Damas, (SANA) Le ministère de l’Information a lancé aujourd’hui, dimanche, le code de conduite professionnelle et éthique pour le secteur des médias en Syrie 2026, sous le slogan « Un média professionnel… et une parole responsable », lors d’une cérémonie organisée à l’hôtel Dama Rose à Damas.
Le ministre de l’Information, Hamza Al-Mustafa, a déclaré que ce code représente un effort médiatique considéré comme le plus important au niveau régional. Il s’agit d’un travail collectif produit par plus de mille journalistes qui y ont consacré plus de cinq mois. Il a précisé que ce code est un point de départ et non un document passager, puisqu’il concerne l’ensemble des journalistes syriens. C’est pourquoi il a été décidé d’organiser une conférence annuelle réunissant tous les journalistes syriens afin de le discuter et de le développer.
Le ministre a ajouté que toutes les références théoriques confirment qu’un journalisme constructif et responsable durant la phase de transition constitue la garantie du succès médiatique. Il a également indiqué que des dizaines d’institutions journalistiques prévoient d’établir leur siège en Syrie, tout en avertissant que le travail médiatique, sans normes précises et responsables, se transformerait inévitablement en chaos. Enfin, il a considéré la signature du code par les directeurs des organismes médiatiques comme une étape d’engagement de la part des médias nationaux.

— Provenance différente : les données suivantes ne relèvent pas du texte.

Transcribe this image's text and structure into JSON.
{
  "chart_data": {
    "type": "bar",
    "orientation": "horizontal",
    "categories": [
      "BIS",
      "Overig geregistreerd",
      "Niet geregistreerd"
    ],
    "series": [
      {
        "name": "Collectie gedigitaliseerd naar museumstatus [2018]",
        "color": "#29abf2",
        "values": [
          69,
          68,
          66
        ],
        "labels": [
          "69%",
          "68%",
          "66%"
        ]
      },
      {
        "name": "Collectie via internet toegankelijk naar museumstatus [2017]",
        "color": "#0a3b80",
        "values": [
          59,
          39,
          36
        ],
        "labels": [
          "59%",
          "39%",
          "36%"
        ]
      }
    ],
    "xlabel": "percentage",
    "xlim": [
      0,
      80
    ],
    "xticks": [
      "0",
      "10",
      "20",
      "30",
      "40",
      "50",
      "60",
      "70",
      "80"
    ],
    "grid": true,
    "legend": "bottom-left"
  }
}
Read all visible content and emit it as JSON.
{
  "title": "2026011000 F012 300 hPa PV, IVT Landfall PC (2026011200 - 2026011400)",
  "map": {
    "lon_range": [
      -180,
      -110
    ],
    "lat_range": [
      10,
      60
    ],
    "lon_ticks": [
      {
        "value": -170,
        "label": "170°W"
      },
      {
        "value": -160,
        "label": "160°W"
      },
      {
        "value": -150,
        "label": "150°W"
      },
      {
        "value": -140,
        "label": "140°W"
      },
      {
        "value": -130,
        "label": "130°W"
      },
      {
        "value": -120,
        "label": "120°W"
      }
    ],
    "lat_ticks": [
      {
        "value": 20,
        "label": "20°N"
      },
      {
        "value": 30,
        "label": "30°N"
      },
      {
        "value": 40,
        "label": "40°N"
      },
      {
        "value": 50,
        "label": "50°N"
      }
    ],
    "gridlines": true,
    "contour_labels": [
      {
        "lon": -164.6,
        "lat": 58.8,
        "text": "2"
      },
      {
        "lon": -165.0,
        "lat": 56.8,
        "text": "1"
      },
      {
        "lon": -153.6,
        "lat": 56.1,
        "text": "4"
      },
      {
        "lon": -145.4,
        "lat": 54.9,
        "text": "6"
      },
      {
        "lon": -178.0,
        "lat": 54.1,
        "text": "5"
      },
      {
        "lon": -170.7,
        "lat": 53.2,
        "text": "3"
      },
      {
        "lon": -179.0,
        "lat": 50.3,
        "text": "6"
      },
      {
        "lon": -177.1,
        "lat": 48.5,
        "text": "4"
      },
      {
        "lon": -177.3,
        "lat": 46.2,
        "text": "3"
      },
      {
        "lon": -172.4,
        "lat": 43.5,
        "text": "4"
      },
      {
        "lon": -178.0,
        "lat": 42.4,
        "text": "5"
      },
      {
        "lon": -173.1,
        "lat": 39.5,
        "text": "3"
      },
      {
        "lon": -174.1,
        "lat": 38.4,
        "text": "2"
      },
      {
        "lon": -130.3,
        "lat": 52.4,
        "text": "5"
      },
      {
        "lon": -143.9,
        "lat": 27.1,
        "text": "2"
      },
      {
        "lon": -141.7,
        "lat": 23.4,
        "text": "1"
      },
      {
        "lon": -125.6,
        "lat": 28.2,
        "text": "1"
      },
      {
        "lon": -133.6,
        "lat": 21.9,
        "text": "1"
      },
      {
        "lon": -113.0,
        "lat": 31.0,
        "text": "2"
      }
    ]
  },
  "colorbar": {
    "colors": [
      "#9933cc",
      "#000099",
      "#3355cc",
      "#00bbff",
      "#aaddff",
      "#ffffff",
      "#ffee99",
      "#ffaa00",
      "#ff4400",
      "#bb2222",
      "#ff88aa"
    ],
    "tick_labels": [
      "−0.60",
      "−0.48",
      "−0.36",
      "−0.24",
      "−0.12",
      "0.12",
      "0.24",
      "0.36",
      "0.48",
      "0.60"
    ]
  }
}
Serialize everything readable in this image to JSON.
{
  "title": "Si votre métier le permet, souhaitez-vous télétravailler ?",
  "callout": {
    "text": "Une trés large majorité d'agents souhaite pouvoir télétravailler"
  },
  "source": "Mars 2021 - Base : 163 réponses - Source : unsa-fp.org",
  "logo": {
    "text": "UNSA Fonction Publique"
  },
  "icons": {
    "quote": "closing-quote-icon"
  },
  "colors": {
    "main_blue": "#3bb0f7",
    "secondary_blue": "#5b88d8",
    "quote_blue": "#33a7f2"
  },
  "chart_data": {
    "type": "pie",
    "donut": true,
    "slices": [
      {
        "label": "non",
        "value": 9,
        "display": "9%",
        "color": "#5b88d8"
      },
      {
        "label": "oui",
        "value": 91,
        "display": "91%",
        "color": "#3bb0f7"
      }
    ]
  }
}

Dans le même esprit, le directeur des affaires journalistiques au ministère de l’Information, Omar Al-Hajj Ahmad, a rappelé que « la parole est une responsabilité », affirmant que ce lancement marque une nouvelle étape dans le parcours d’un média national fondé sur la liberté responsable, valorisant la précision des mots et faisant de l’autorégulation une norme organisatrice du droit.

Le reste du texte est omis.